공간자기상관성 분석

개요

• 공간데이터(Spatial data)들은 순수한 자신만의 정보를 가지고 있을 뿐만 아니라, 지리적(geographical space)에 관한 정보를 함께 포함하고 있다. 이러한 공간데이터를 분석하기 위하여 기존의 많은 선형모델들을 적용하여 해석하려고 했으나, ‘공간’이라는 요인을 고려하지 못하여 의미있는 분석결과를 도출하지 못하였다.

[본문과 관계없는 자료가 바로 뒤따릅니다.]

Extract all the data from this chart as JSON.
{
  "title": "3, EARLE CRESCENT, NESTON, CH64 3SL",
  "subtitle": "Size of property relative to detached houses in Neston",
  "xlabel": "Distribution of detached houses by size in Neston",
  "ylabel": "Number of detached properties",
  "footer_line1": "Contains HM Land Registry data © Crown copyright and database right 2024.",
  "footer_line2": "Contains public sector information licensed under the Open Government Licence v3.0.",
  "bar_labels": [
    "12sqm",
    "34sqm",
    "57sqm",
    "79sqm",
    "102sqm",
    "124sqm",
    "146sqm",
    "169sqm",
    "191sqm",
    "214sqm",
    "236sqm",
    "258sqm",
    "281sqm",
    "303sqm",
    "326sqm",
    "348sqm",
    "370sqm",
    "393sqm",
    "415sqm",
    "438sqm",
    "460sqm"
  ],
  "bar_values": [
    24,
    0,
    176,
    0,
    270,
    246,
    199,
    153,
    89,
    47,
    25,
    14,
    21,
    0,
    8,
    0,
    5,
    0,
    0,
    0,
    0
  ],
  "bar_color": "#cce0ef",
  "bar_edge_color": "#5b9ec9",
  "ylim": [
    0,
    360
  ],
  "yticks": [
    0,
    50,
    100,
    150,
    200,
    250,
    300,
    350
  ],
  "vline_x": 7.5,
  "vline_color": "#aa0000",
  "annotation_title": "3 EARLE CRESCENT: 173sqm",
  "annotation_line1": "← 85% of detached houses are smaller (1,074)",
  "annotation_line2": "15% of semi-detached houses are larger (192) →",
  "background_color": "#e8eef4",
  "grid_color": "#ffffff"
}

• Doreian(1981)에 따르면 “변수들이 무작위적이고 오류항이 독립적이며 동일한 분포를 갖는 다는 가정을 하는 전통적인 선형분석 방법들로 공간준거 데이터(spatially-referenced data)를 분석할 경우 많은 사회경제현상, 인구현상 및 자연현상(natural phenomena)이 공간상에서 나타나는 특성인 의존성(spatial dependence) 및 상호작용(spatial interaction)을 통제하지 못한다.”고 하였다.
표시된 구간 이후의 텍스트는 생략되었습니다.